選挙でなぜ30年間ゼロ成長のほとんどの政権担当をしている自民党が勝ち続けているのか?
といいますと、自民党が良いのではなく野党第一党の政党にあまりにも政権担当能力が無いために“消去法”として自民党が残っているということに過ぎないのです。
これは実態とはかけ離れた“悪い政策”があまりにも野党に多いために、「これは任せられないよね」という感じになっているんだと思います。
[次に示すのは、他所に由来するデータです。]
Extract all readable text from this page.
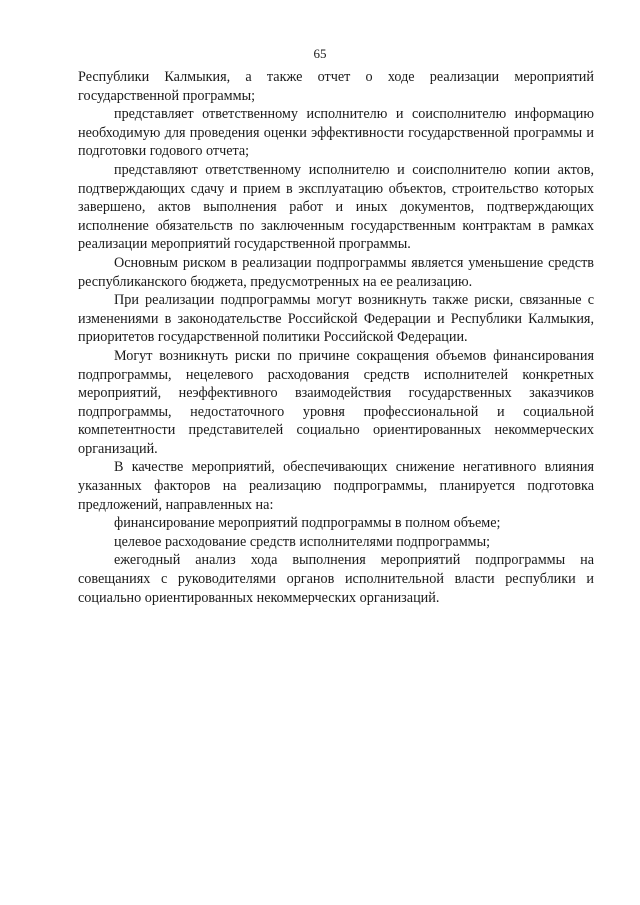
65

Республики Калмыкия, а также отчет о ходе реализации мероприятий государственной программы;

представляет ответственному исполнителю и соисполнителю информацию необходимую для проведения оценки эффективности государственной программы и подготовки годового отчета;

представляют ответственному исполнителю и соисполнителю копии актов, подтверждающих сдачу и прием в эксплуатацию объектов, строительство которых завершено, актов выполнения работ и иных документов, подтверждающих исполнение обязательств по заключенным государственным контрактам в рамках реализации мероприятий государственной программы.

Основным риском в реализации подпрограммы является уменьшение средств республиканского бюджета, предусмотренных на ее реализацию.

При реализации подпрограммы могут возникнуть также риски, связанные с изменениями в законодательстве Российской Федерации и Республики Калмыкия, приоритетов государственной политики Российской Федерации.

Могут возникнуть риски по причине сокращения объемов финансирования подпрограммы, нецелевого расходования средств исполнителей конкретных мероприятий, неэффективного взаимодействия государственных заказчиков подпрограммы, недостаточного уровня профессиональной и социальной компетентности представителей социально ориентированных некоммерческих организаций.

В качестве мероприятий, обеспечивающих снижение негативного влияния указанных факторов на реализацию подпрограммы, планируется подготовка предложений, направленных на:

финансирование мероприятий подпрограммы в полном объеме;

целевое расходование средств исполнителями подпрограммы;

ежегодный анализ хода выполнения мероприятий подпрограммы на совещаниях с руководителями органов исполнительной власти республики и социально ориентированных некоммерческих организаций.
積極的に自民党を信任している人というのは本当に僅かなのではないのかなという風に感じます。
ですが、自民党に関しても野党程ではないにしろ“悪い政策”を密かに展開している。
若しくは、“悪い政策に見えない”ようにうまくカムフラージュしているのです。
質問者:なるほど……では、具体的に自民党政治によって経済成長しないことに関して原因を述べてもらいたいのですが、
そもそもの疑問なんですけど、今の日本が政治とか関わらず「成熟国家」になったので経済成長の発展の余地が残されていないのではないでしょうか?
筆者:なるほど。そう言う考え方も確かにあると思います。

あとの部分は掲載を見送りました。